The Four Steps of the Loop

The training loop has four steps that repeat over and over until the model stops improving. Step 1 — Make a prediction. The model receives an input (say, a photo) and produces a guess (say, 'cat'). Early in training, this guess is essentially random. Step 2 — Compare to the correct answer. The model's prediction is compared to the true label (the actual right answer for that example). If the model predicted 'cat' and the true label was 'dog,' it got it wrong. Step 3 — Calculate the error. A mathematical score called the loss (or error) measures exactly how wrong the prediction was. A large loss means the model is far off; a loss near zero means it is almost right. Step 4 — Adjust and repeat. The model tweaks its internal numbers — its parameters — to make the loss smaller next time. Then the loop starts again with the next training example. After thousands or millions of loops, the parameters settle into values that produce consistently good predictions. That collection of tuned parameters is the trained model.

The Training Loop in One Sentence

A model learns by repeatedly making predictions, measuring how wrong those predictions are, and nudging its internal numbers in the direction that reduces the error.

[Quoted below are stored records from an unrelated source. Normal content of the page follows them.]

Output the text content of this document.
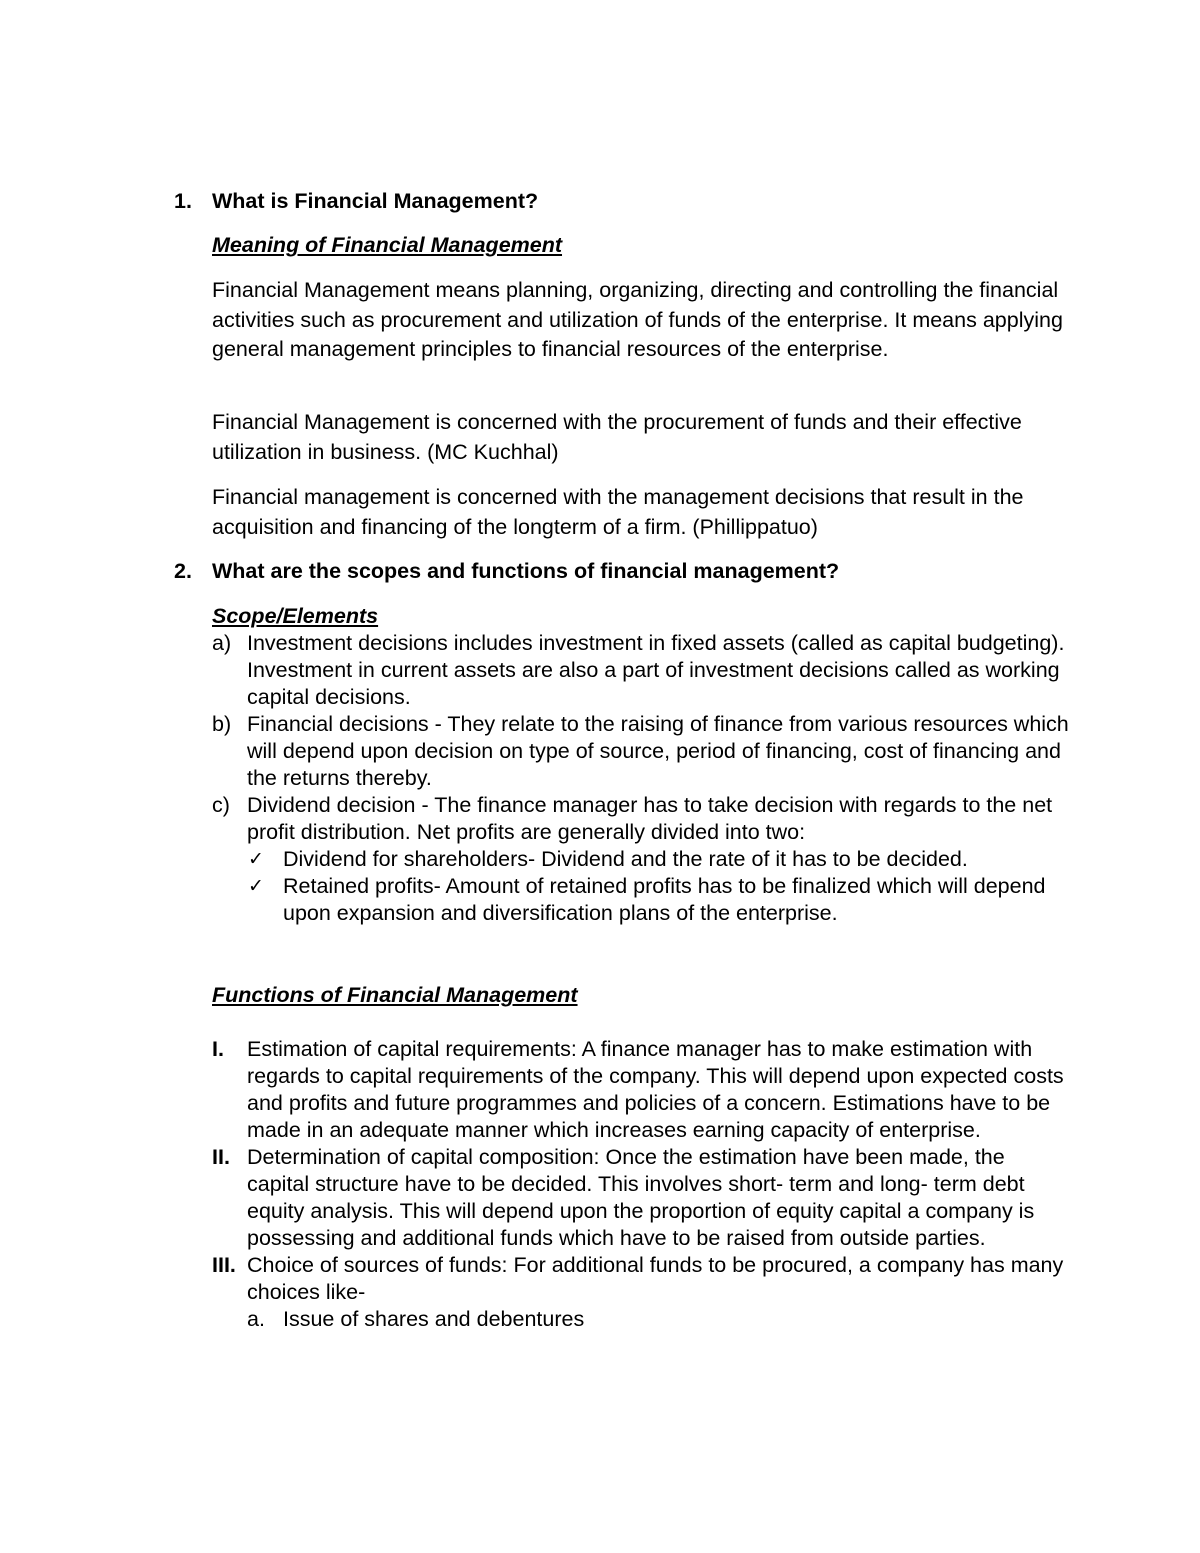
1. What is Financial Management?
Meaning of Financial Management
Financial Management means planning, organizing, directing and controlling the financial activities such as procurement and utilization of funds of the enterprise. It means applying general management principles to financial resources of the enterprise.
Financial Management is concerned with the procurement of funds and their effective utilization in business. (MC Kuchhal)
Financial management is concerned with the management decisions that result in the acquisition and financing of the longterm of a firm. (Phillippatuo)
2. What are the scopes and functions of financial management?
Scope/Elements
a) Investment decisions includes investment in fixed assets (called as capital budgeting). Investment in current assets are also a part of investment decisions called as working capital decisions.
b) Financial decisions - They relate to the raising of finance from various resources which will depend upon decision on type of source, period of financing, cost of financing and the returns thereby.
c) Dividend decision - The finance manager has to take decision with regards to the net profit distribution. Net profits are generally divided into two:
✓ Dividend for shareholders- Dividend and the rate of it has to be decided.
✓ Retained profits- Amount of retained profits has to be finalized which will depend upon expansion and diversification plans of the enterprise.
Functions of Financial Management
I.	Estimation of capital requirements: A finance manager has to make estimation with regards to capital requirements of the company. This will depend upon expected costs and profits and future programmes and policies of a concern. Estimations have to be made in an adequate manner which increases earning capacity of enterprise.
II. Determination of capital composition: Once the estimation have been made, the capital structure have to be decided. This involves short- term and long- term debt equity analysis. This will depend upon the proportion of equity capital a company is possessing and additional funds which have to be raised from outside parties.
III. Choice of sources of funds: For additional funds to be procured, a company has many choices like-
a. Issue of shares and debentures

The adjustment step deserves more attention because it is where the real 'learning' happens. The model does not randomly change its parameters and hope for the best — it uses a mathematical technique called gradient descent to find the direction of change that will reduce the loss most efficiently. Think of it like a hiker trying to find the lowest point in a hilly valley by always taking a step downhill. The hiker does not need a map of the whole valley — just the direction that goes down from wherever they are standing right now. The amount each parameter changes per step is controlled by a setting called the learning rate. A learning rate that is too large causes the model to overshoot and bounce around; too small, and learning is painfully slow. Choosing a good learning rate is part of the art of training models.

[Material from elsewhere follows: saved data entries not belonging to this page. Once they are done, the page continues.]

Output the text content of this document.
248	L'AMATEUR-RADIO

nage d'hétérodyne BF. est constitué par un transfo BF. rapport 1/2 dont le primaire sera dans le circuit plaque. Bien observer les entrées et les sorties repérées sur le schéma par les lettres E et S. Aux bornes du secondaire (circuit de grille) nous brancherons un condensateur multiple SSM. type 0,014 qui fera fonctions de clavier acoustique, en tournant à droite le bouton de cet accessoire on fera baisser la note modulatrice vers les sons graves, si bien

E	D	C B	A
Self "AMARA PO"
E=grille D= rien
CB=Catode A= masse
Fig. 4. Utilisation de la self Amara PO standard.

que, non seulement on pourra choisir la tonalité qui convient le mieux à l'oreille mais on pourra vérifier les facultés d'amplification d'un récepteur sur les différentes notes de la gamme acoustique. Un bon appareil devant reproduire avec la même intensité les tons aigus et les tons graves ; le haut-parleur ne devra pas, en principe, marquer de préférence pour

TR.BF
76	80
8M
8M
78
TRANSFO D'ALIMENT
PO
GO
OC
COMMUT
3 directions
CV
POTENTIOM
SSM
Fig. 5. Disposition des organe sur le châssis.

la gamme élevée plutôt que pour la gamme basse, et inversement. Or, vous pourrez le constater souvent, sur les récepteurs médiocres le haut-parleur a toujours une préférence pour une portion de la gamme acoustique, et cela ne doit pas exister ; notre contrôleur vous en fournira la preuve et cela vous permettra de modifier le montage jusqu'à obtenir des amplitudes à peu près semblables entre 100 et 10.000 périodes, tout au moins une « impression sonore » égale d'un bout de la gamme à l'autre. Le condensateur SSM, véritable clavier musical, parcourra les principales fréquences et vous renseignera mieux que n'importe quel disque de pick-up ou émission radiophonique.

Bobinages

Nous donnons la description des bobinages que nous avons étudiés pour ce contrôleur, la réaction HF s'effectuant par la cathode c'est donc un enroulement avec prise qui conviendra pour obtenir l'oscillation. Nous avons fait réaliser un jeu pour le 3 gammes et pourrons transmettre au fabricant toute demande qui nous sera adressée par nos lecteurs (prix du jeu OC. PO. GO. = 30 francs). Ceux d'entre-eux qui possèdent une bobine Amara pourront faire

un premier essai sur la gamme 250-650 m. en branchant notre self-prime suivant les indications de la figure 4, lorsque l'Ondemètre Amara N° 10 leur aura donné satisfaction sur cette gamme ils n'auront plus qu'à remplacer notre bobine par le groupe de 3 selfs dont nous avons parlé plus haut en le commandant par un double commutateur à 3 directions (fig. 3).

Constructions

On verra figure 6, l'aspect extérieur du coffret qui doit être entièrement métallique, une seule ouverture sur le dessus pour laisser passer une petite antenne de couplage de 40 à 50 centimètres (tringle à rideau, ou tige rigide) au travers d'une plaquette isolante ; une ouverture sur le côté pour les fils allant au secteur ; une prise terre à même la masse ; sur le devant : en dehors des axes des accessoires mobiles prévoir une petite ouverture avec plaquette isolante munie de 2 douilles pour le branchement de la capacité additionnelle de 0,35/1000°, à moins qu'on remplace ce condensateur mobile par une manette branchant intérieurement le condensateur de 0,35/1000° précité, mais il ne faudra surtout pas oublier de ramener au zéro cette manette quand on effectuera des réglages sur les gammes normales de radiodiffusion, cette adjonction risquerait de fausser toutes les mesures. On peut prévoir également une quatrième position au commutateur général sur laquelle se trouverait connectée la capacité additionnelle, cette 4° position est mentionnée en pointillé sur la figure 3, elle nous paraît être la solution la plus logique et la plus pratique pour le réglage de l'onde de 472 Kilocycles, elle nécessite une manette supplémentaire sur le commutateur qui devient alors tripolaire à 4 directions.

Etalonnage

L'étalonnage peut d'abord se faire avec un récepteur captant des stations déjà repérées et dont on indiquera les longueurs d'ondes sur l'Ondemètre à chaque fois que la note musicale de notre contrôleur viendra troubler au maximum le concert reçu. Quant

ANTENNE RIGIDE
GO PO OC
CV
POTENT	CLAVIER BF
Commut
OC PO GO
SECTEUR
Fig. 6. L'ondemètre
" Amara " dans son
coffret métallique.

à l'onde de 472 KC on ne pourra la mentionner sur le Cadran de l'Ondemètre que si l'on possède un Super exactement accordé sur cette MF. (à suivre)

Flashcards — click each card to reveal the answer

When Does the Loop Stop?

The training loop does not run forever. It stops when one of several conditions is met: the loss drops below an acceptable threshold, the model stops improving after many iterations, or a preset number of epochs (full passes through the training data) is complete. A model that trains for too few iterations will underperform — it has not learned enough yet. A model that trains for too many iterations on the same data can actually start to memorize the training examples rather than learn general patterns — a problem called overfitting that you will encounter in Lesson 8 of this module. Finding the sweet spot is part of what makes training machine learning models a craft as much as a science.

Connect to Lesson 1

In Lesson 1, you learned that machine learning finds patterns from data instead of explicit rules. The training loop is the mechanism that makes that happen — it is how the rules get 'baked in' to the model's parameters through experience.

Fill in the blanks to complete the description of the training loop.

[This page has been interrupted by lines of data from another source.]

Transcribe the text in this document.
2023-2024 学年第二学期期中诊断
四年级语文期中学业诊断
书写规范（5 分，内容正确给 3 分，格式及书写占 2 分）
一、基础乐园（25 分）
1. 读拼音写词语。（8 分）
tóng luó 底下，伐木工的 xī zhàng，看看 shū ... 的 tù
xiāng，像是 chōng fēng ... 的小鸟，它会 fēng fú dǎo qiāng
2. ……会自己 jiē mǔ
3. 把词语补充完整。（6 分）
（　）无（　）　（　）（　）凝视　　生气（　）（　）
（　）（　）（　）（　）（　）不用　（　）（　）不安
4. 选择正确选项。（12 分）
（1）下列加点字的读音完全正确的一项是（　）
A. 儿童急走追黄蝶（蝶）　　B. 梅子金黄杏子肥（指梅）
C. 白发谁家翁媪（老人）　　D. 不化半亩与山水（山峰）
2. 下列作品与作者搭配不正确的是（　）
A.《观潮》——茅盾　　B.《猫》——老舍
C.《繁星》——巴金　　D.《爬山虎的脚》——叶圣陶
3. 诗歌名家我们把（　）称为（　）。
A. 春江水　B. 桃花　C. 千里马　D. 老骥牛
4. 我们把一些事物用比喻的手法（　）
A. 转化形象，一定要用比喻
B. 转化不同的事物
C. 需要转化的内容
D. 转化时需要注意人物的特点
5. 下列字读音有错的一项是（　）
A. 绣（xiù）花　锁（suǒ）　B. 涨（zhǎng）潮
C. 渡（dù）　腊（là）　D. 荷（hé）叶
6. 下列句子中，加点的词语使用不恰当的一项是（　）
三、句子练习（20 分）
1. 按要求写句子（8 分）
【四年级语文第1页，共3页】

In each iteration, the model makes a , the result is compared to the correct answer, the measures how wrong it was, and the parameters are to improve next time.

What is the purpose of the loss function in the training loop?

What happens if the learning rate is set too high?

Simulate the Training Loop by Hand

  1. You are going to act as a simple model learning to predict whether a number is greater than 5.
  2. Step 1: Your model starts with the rule 'predict YES if the number is greater than 3.' (This is your initial — imperfect — parameter.)
  3. Step 2: Test your rule on these examples in order: 2 (answer: NO), 7 (answer: YES), 4 (answer: NO), 9 (answer: YES), 3 (answer: NO).
  4. Step 3: For each example your rule gets wrong, adjust your threshold by 1 in the correct direction. (If you predicted YES but the answer was NO, raise the threshold by 1.)
  5. Step 4: After all five examples, what is your final threshold? How many examples does your updated rule get right?
  6. This is the training loop in its simplest possible form — make a prediction, find the error, adjust, repeat.